C’est un peu toujours la même chose dans mes films (rires), on a un personnage masculin un peu borderline, limite agaçant, à qui j’essaie d’insuffler un peu d’humanité. Et ce personnage est toujours entouré de personnages féminins qui le font grandir, évoluer. Ici on a son avocate Michiko qui lui conseille d’y aller doucement, quand Jessica lui dit l’inverse, il est un peu perdu, tiraillé entre les deux.
Comment aviez-vous envie de filmer le Japon ?
C’est peut-être une chance, mais comme je l’ai dit, je ne suis pas amoureux du Japon. Je ne voulais pas filmer le Japon comme une carte postale, mais comme les Japonais le voit, c’est comme ça que Jay le vit. Il ne fallait pas l’exotiser. La règle, c’était "pas de Mont Fuji ". Et trouver un sento, des bains publics japonais sans Mont Fuji, c’est très compliqué ! Pour que tout ça soit possible, il était très important pour moi de travailler avec un chef décorateur japonais.
Quel était le plus grand défi pour vous ?
C’est tellement différent de faire un film au Japon.
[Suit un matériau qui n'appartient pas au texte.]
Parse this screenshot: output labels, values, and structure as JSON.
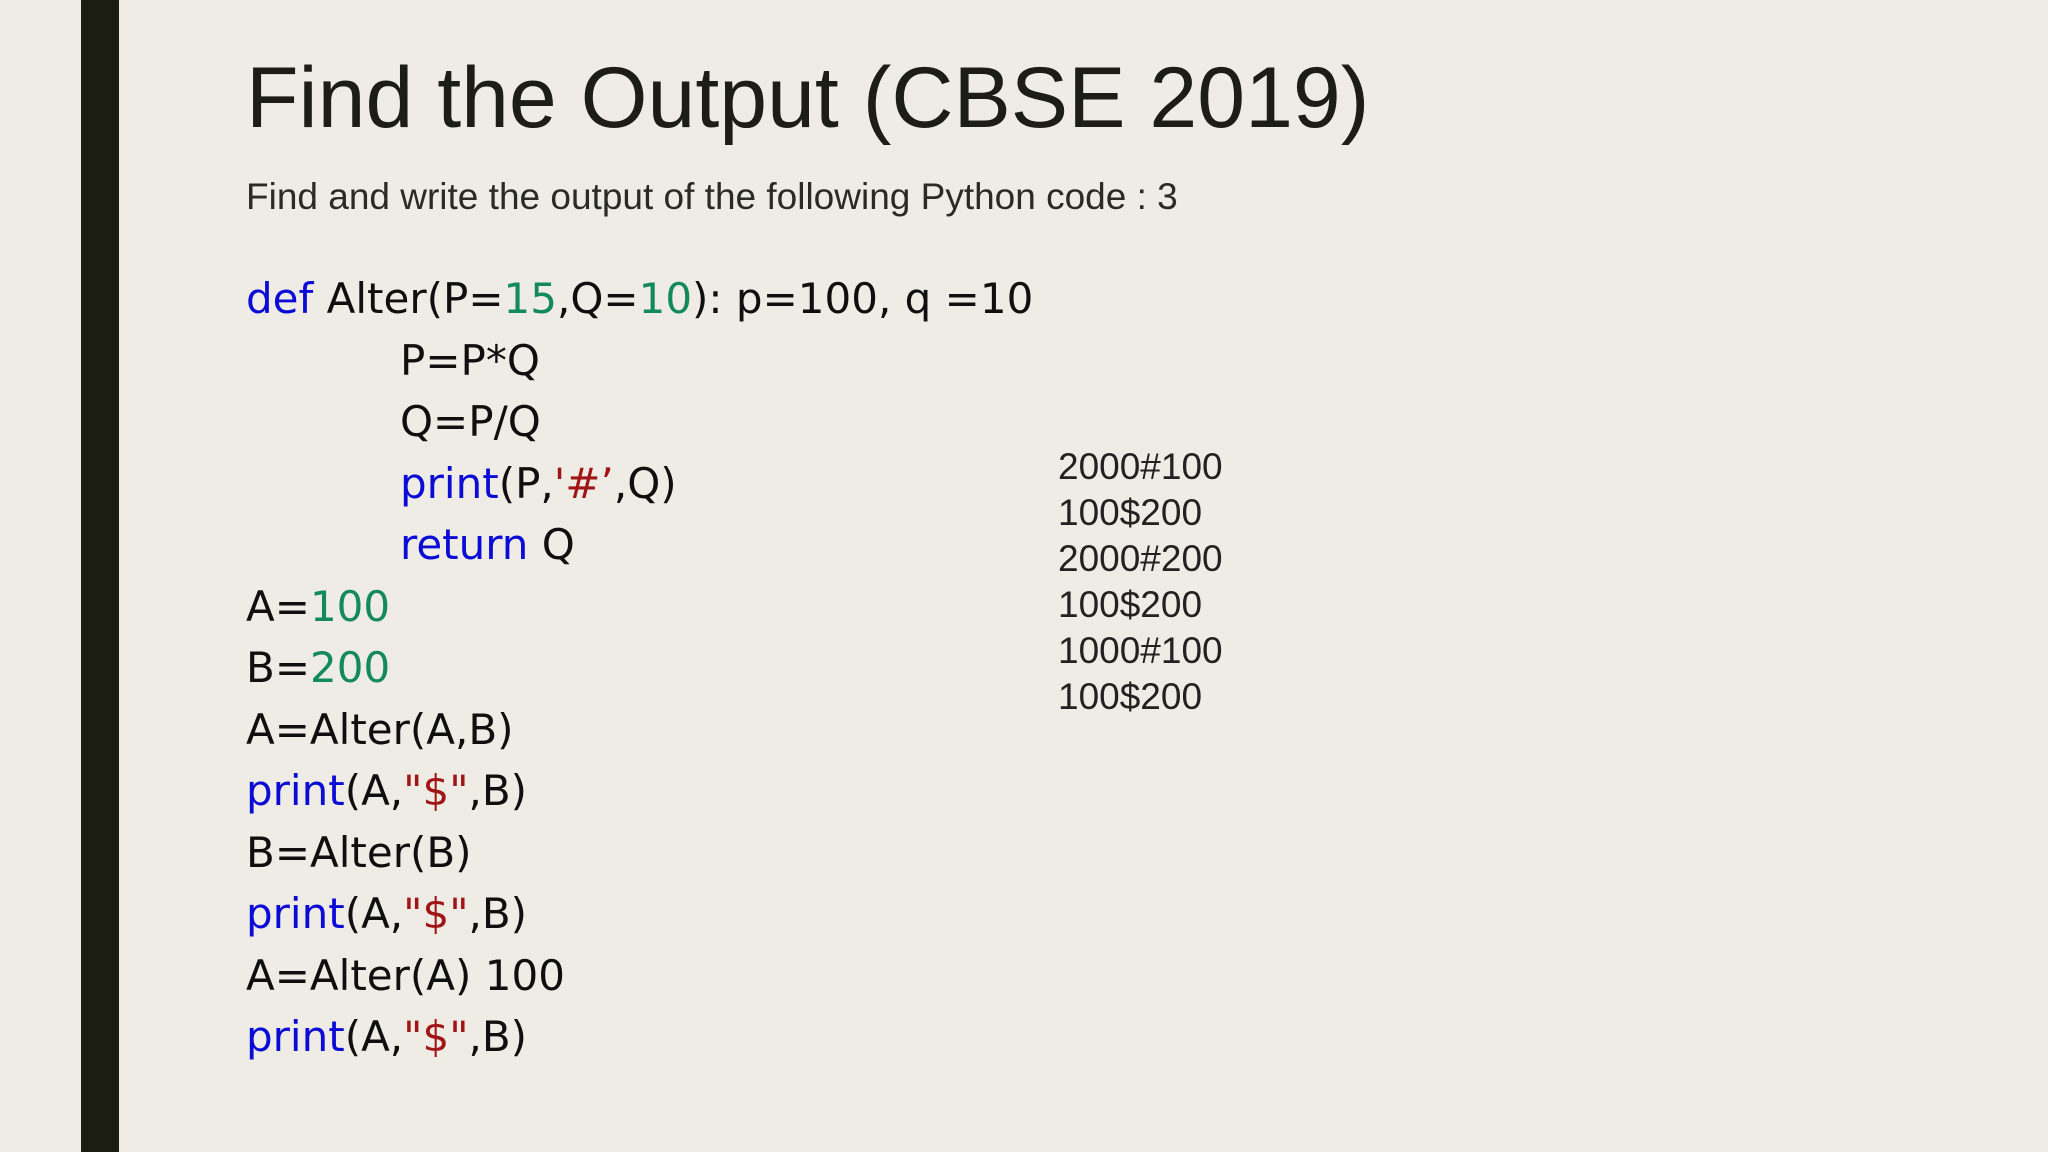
{
  "slide": {
    "title": "Find the Output (CBSE 2019)",
    "subtitle": "Find and write the output of the following Python code : 3",
    "code": {
      "line1": {
        "kw": "def",
        "name": " Alter(P=",
        "n1": "15",
        "sep": ",Q=",
        "n2": "10",
        "rest": "): p=100, q =10"
      },
      "line2": {
        "text": "P=P*Q"
      },
      "line3": {
        "text": "Q=P/Q"
      },
      "line4": {
        "kw": "print",
        "pre": "(P,",
        "str": "'#’",
        "post": ",Q)"
      },
      "line5": {
        "kw": "return",
        "rest": " Q"
      },
      "line6": {
        "pre": "A=",
        "num": "100"
      },
      "line7": {
        "pre": "B=",
        "num": "200"
      },
      "line8": {
        "text": "A=Alter(A,B)"
      },
      "line9": {
        "kw": "print",
        "pre": "(A,",
        "str": "\"$\"",
        "post": ",B)"
      },
      "line10": {
        "text": "B=Alter(B)"
      },
      "line11": {
        "kw": "print",
        "pre": "(A,",
        "str": "\"$\"",
        "post": ",B)"
      },
      "line12": {
        "text": "A=Alter(A) 100"
      },
      "line13": {
        "kw": "print",
        "pre": "(A,",
        "str": "\"$\"",
        "post": ",B)"
      }
    },
    "output": [
      "2000#100",
      "100$200",
      "2000#200",
      "100$200",
      "1000#100",
      "100$200"
    ],
    "colors": {
      "background": "#efece6",
      "accent_bar": "#1b1d12",
      "keyword": "#0b0bd6",
      "number": "#128a5a",
      "string": "#a01616"
    }
  }
}
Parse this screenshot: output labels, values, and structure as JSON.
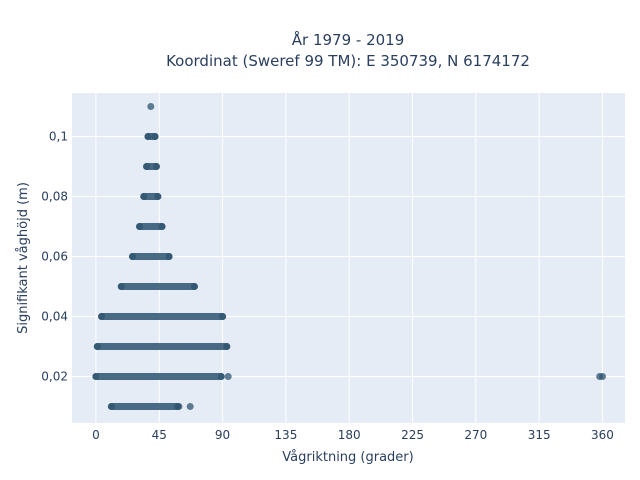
{
  "chart_data": {
    "type": "scatter",
    "title_line1": "År 1979 - 2019",
    "title_line2": "Koordinat (Sweref 99 TM): E 350739, N 6174172",
    "xlabel": "Vågriktning (grader)",
    "ylabel": "Signifikant våghöjd (m)",
    "xlim": [
      -17,
      376
    ],
    "ylim": [
      0.0045,
      0.1145
    ],
    "x_ticks": [
      0,
      45,
      90,
      135,
      180,
      225,
      270,
      315,
      360
    ],
    "x_tick_labels": [
      "0",
      "45",
      "90",
      "135",
      "180",
      "225",
      "270",
      "315",
      "360"
    ],
    "y_ticks": [
      0.02,
      0.04,
      0.06,
      0.08,
      0.1
    ],
    "y_tick_labels": [
      "0,02",
      "0,04",
      "0,06",
      "0,08",
      "0,1"
    ],
    "grid": true,
    "colors": {
      "plot_bg": "#e5ecf6",
      "grid": "#ffffff",
      "marker": "#2e5470",
      "text": "#2a3f5f"
    },
    "bands": [
      {
        "y": 0.01,
        "x_min": 11,
        "x_max": 58
      },
      {
        "y": 0.02,
        "x_min": 0,
        "x_max": 89
      },
      {
        "y": 0.03,
        "x_min": 1,
        "x_max": 93
      },
      {
        "y": 0.04,
        "x_min": 4,
        "x_max": 90
      },
      {
        "y": 0.05,
        "x_min": 18,
        "x_max": 70
      },
      {
        "y": 0.06,
        "x_min": 26,
        "x_max": 52
      },
      {
        "y": 0.07,
        "x_min": 31,
        "x_max": 47
      },
      {
        "y": 0.08,
        "x_min": 34,
        "x_max": 44
      },
      {
        "y": 0.09,
        "x_min": 36,
        "x_max": 43
      },
      {
        "y": 0.1,
        "x_min": 37,
        "x_max": 42
      }
    ],
    "points": [
      {
        "x": 39,
        "y": 0.11
      },
      {
        "x": 59,
        "y": 0.01
      },
      {
        "x": 67,
        "y": 0.01
      },
      {
        "x": 94,
        "y": 0.02
      },
      {
        "x": 358,
        "y": 0.02
      },
      {
        "x": 360,
        "y": 0.02
      }
    ]
  }
}
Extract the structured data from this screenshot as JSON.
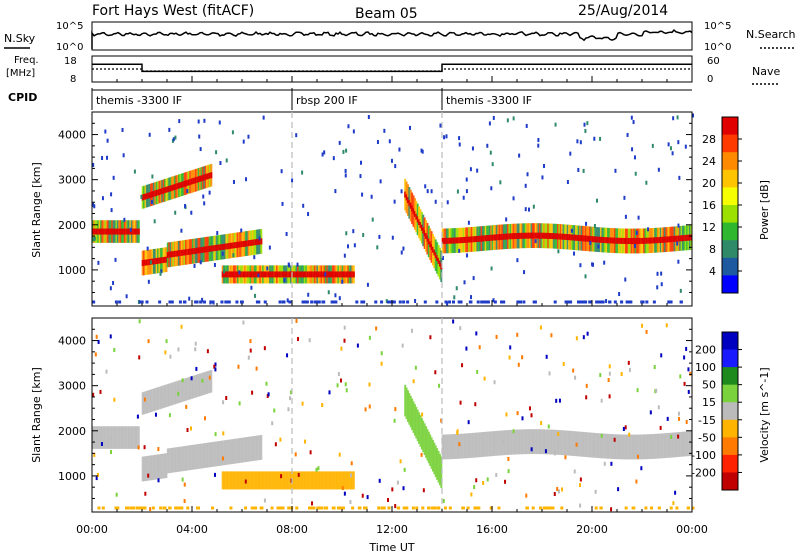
{
  "header": {
    "station": "Fort Hays West (fitACF)",
    "beam": "Beam 05",
    "date": "25/Aug/2014"
  },
  "sky_panel": {
    "left_label": "N.Sky",
    "right_label": "N.Search",
    "left_ticks": [
      "10^5",
      "10^0"
    ],
    "right_ticks": [
      "10^5",
      "10^0"
    ]
  },
  "freq_panel": {
    "left_label_line1": "Freq.",
    "left_label_line2": "[MHz]",
    "right_label": "Nave",
    "left_ticks": [
      "18",
      "8"
    ],
    "right_ticks": [
      "60",
      "0"
    ]
  },
  "cpid_panel": {
    "label": "CPID",
    "segments": [
      {
        "start_hour": 0,
        "end_hour": 8,
        "name": "themis -3300 IF"
      },
      {
        "start_hour": 8,
        "end_hour": 14,
        "name": "rbsp 200 IF"
      },
      {
        "start_hour": 14,
        "end_hour": 24,
        "name": "themis -3300 IF"
      }
    ]
  },
  "power_panel": {
    "ylabel": "Slant Range [km]",
    "colorbar_label": "Power [dB]",
    "colorbar_ticks": [
      "28",
      "24",
      "20",
      "16",
      "12",
      "8",
      "4"
    ],
    "colorbar_colors": [
      "#e00000",
      "#ff3a00",
      "#ff8a00",
      "#ffc400",
      "#f5ff00",
      "#9be000",
      "#2fb82f",
      "#2f8a6a",
      "#1e5aa0",
      "#0000ff"
    ]
  },
  "velocity_panel": {
    "ylabel": "Slant Range [km]",
    "colorbar_label": "Velocity [m s^-1]",
    "colorbar_ticks": [
      "200",
      "100",
      "50",
      "15",
      "-15",
      "-50",
      "-100",
      "-200"
    ],
    "colorbar_colors": [
      "#0000c0",
      "#1a1aff",
      "#1e8a1e",
      "#7ad23c",
      "#bbbbbb",
      "#ffb400",
      "#ff7a00",
      "#ff2200",
      "#c00000"
    ]
  },
  "chart_data": {
    "type": "heatmap",
    "xlabel": "Time UT",
    "x_ticks": [
      "00:00",
      "04:00",
      "08:00",
      "12:00",
      "16:00",
      "20:00",
      "00:00"
    ],
    "xlim_hours": [
      0,
      24
    ],
    "y_ticks": [
      "4000",
      "3000",
      "2000",
      "1000"
    ],
    "ylim_km": [
      200,
      4500
    ],
    "dashed_vertical_lines_hours": [
      8,
      14
    ],
    "echo_bands": [
      {
        "name": "main",
        "start_hour": 0.0,
        "end_hour": 1.9,
        "center_km": 1850,
        "width_km": 500
      },
      {
        "name": "main",
        "start_hour": 2.0,
        "end_hour": 6.8,
        "center_km": 1250,
        "width_km": 550
      },
      {
        "name": "upper-arc",
        "start_hour": 2.0,
        "end_hour": 4.8,
        "center_km": 2600,
        "width_km": 500
      },
      {
        "name": "low",
        "start_hour": 5.2,
        "end_hour": 10.5,
        "center_km": 900,
        "width_km": 400
      },
      {
        "name": "streak",
        "start_hour": 12.5,
        "end_hour": 14.0,
        "center_km": 1700,
        "width_km": 700
      },
      {
        "name": "main",
        "start_hour": 14.0,
        "end_hour": 24.0,
        "center_km": 1700,
        "width_km": 550
      }
    ],
    "freq_mhz": [
      {
        "start_hour": 0,
        "end_hour": 2,
        "value": 15
      },
      {
        "start_hour": 2,
        "end_hour": 14,
        "value": 12
      },
      {
        "start_hour": 14,
        "end_hour": 24,
        "value": 15
      }
    ],
    "nave": [
      {
        "start_hour": 0,
        "end_hour": 2,
        "value": 30
      },
      {
        "start_hour": 2,
        "end_hour": 14,
        "value": 25
      },
      {
        "start_hour": 14,
        "end_hour": 24,
        "value": 30
      }
    ]
  }
}
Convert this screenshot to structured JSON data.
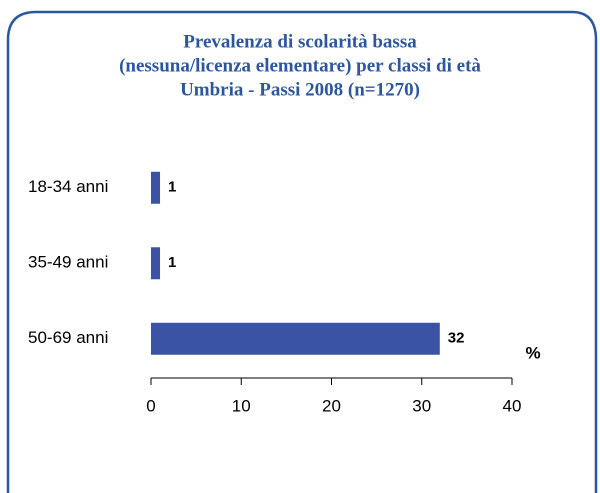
{
  "chart_data": {
    "type": "bar",
    "orientation": "horizontal",
    "title": [
      "Prevalenza di scolarità bassa",
      "(nessuna/licenza elementare) per classi di età",
      "Umbria - Passi 2008 (n=1270)"
    ],
    "categories": [
      "18-34 anni",
      "35-49 anni",
      "50-69 anni"
    ],
    "values": [
      1,
      1,
      32
    ],
    "color": "#3a53a4",
    "x_label": "%",
    "xlim": [
      0,
      40
    ],
    "xticks": [
      0,
      10,
      20,
      30,
      40
    ],
    "grid": false
  }
}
Une grande partie de l’équipe était japonaise, il a fallu trouver un terrain d’entente entre leur façon de faire et la nôtre. Et puis j’avais envie de franchir une étape. Ça reste mon cinéma, ma façon de faire, mais je voulais un film un peu plus ambitieux, dans un autre pays, une autre langue, aller vers quelque chose de plus lyrique peut-être. Trouver un peu plus d’ampleur. D’ailleurs pour la première fois, j’ai travaillé avec un compositeur. Avant, je voyais la musique comme une sorte de béquille pour créer l’émotion, comme si je n’avais pas fait mon boulot de scénariste ou de directeur d’acteur. Mais il y a quelque chose de très sensoriel avec l’image et la musique. Pour un cinéaste qui recherche l’émotion, je me suis dit qu’il était temps d’utiliser tous les outils à ma disposition.